Use wasm-pack to create a wasm package for JAVA

Hi there!
I am trying to use wasm-pack to create a wasm file which shall be included in JAVA via e.g. https://chicory.dev/
Is there someone who has experience with this? Which target do you use for building, or is there another tool at all which I should be using?
Greetings and thank you,
Christian

wasm-pack (and wasm-bindgen) are for producing WebAssembly and JavaScript code that will run in a browser or other JS+Wasm engine. If you do not have any JS environment you should not use wasm-pack; instead just use cargo build --target wasm32-....

As to exactly which target to pick:

  • If you want use Chicory's support for WASI, use wasm32-wasip1. This is the only option that allows you to use std functionality like std::time::Instant::now().
  • Otherwise, wasm32v1-none is the most basic place to start.
  • However, some libraries may have poor cfg setups that will only work with wasm32-unknown-unknown.

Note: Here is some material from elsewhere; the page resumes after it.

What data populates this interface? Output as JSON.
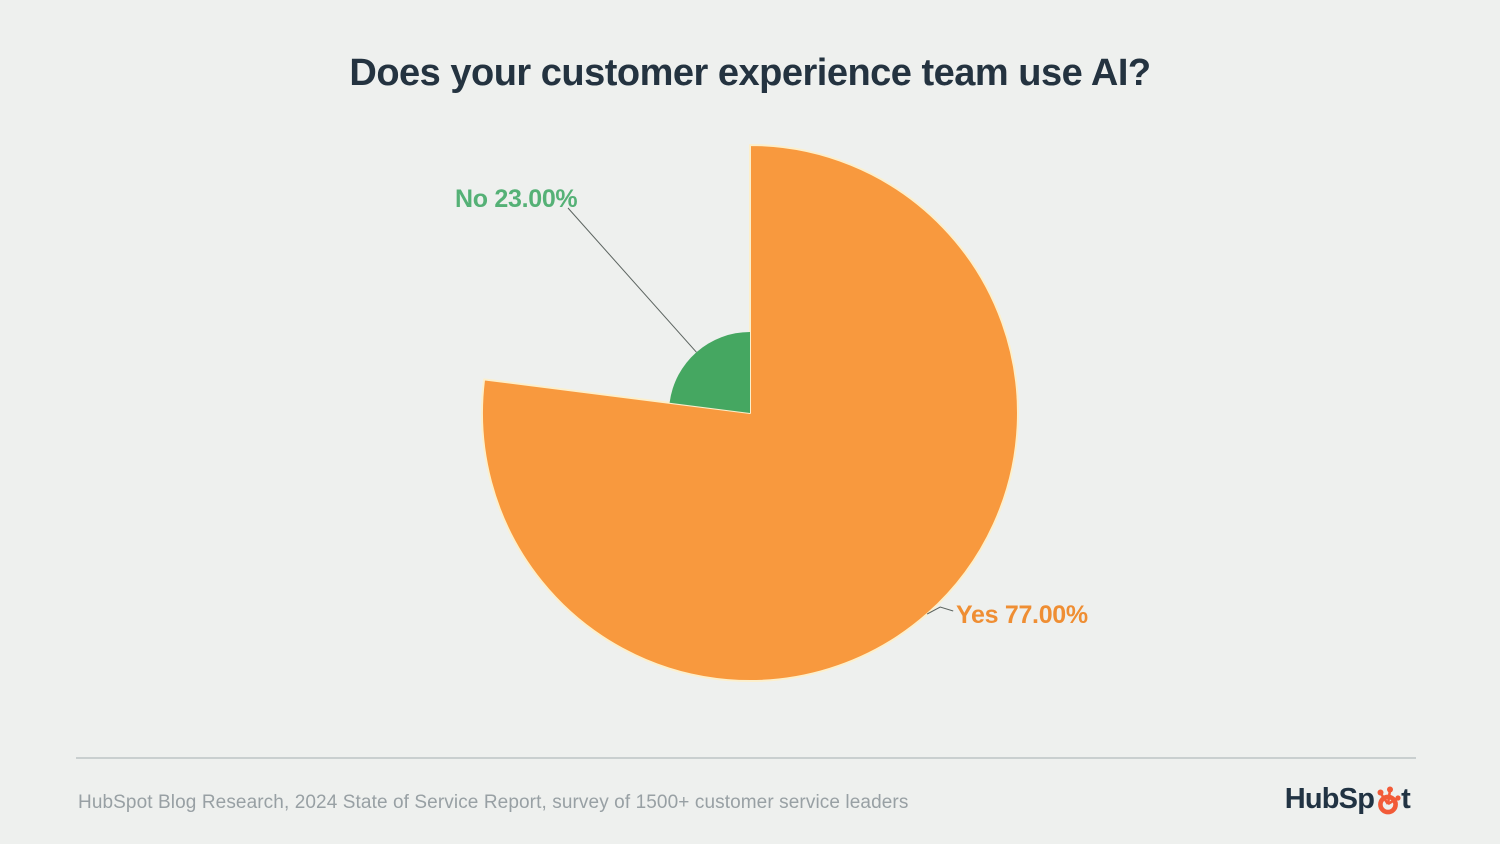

You can use this target if you have to, but it is weirdly defined and should be avoided when possible.

Hmm...

Chicory, a JVM native WebAssembly runtime

Having scanned that web page I still can't see what this is.

Is it a WASM run time that is running on the JVM (Written in Java I guess). Is it a JVM compiled to WASM allowing Java to run on the JVM on the WASM runtime.

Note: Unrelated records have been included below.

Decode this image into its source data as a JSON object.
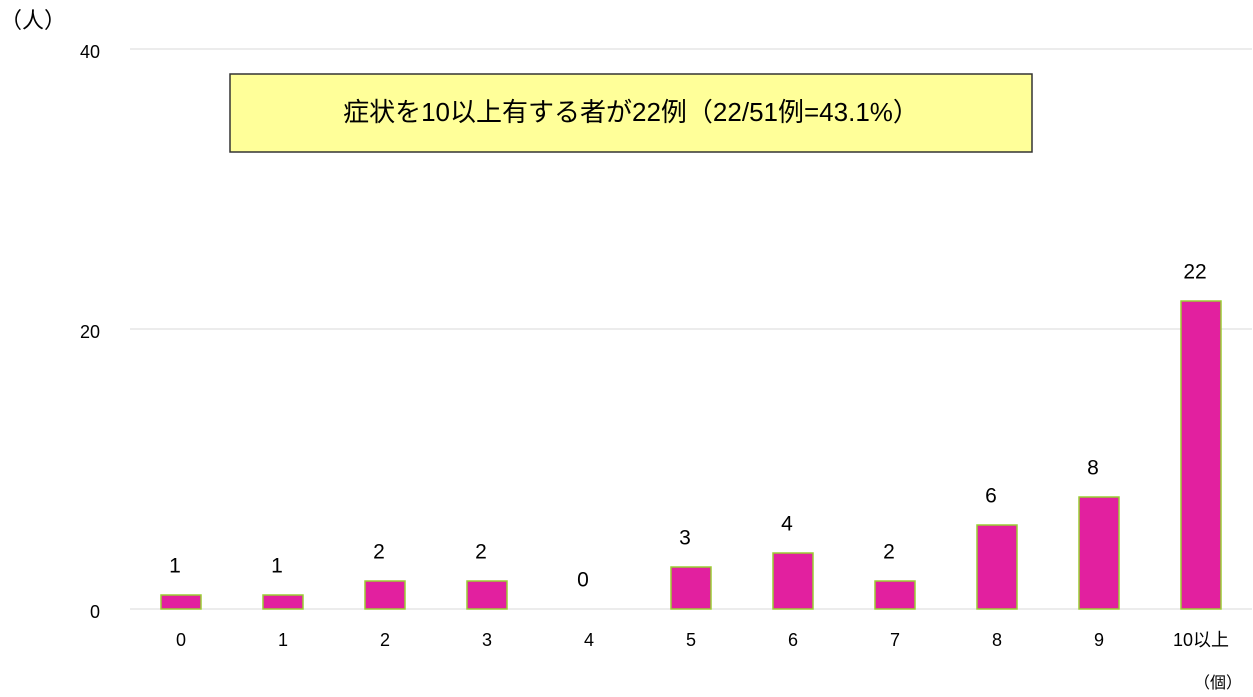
{
  "chart_data": {
    "type": "bar",
    "y_label": "（人）",
    "x_label": "（個）",
    "annotation": "症状を10以上有する者が22例（22/51例=43.1%）",
    "categories": [
      "0",
      "1",
      "2",
      "3",
      "4",
      "5",
      "6",
      "7",
      "8",
      "9",
      "10以上"
    ],
    "values": [
      1,
      1,
      2,
      2,
      0,
      3,
      4,
      2,
      6,
      8,
      22
    ],
    "color": "#e2209f",
    "edge_color": "#9acd32",
    "ylim": [
      0,
      40
    ],
    "yticks": [
      0,
      20,
      40
    ],
    "grid": true
  }
}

Or is it a WASM run time that runs in parallel with a JVM more like WASM runs alongside a JS engine. Presumably allowing any language compiled to Java byte code to interoperate with any language compiled to WASM?

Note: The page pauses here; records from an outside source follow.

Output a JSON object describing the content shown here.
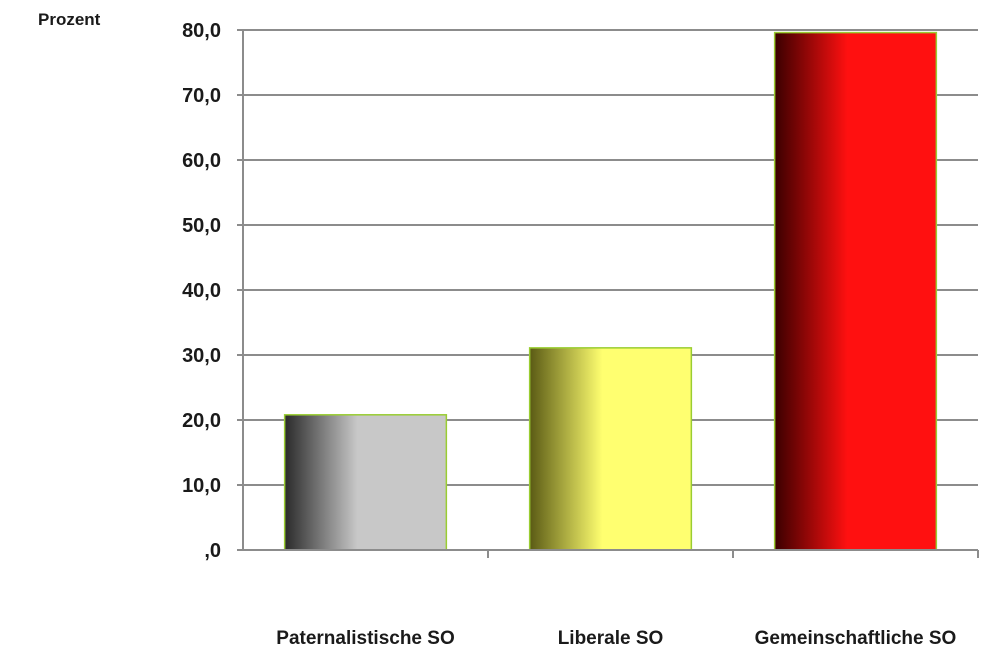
{
  "chart_data": {
    "type": "bar",
    "ylabel": "Prozent",
    "categories": [
      "Paternalistische SO",
      "Liberale SO",
      "Gemeinschaftliche SO"
    ],
    "values": [
      20.8,
      31.1,
      79.6
    ],
    "ylim": [
      0,
      80
    ],
    "yticks": [
      0,
      10,
      20,
      30,
      40,
      50,
      60,
      70,
      80
    ],
    "ytick_labels": [
      ",0",
      "10,0",
      "20,0",
      "30,0",
      "40,0",
      "50,0",
      "60,0",
      "70,0",
      "80,0"
    ],
    "grid": true,
    "bar_colors": [
      {
        "dark": "#2a2a2a",
        "light": "#c8c8c8"
      },
      {
        "dark": "#5a5a14",
        "light": "#ffff70"
      },
      {
        "dark": "#3a0000",
        "light": "#ff1010"
      }
    ],
    "bar_border": "#9acd32",
    "gridline_color": "#8c8c8c"
  }
}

Heck what does "native" mean? If you are running on top of the JVM or unto of a WASM engine that is not any kind of native in my book.

Thank you for your feedback! :slight_smile:
I also reallized that wasm-bindgen is not intended for my usecase and started to play around with wit-bindgen. The approach using the separate .wit file looks very interesting.
@kpreid thanks for pointing out the WASI support of chicory, this looks very promising.

As far as I understand, it's a WASM runtime that is running on JVM. But yes, I guess "native" is a flexible term depending on the point of view.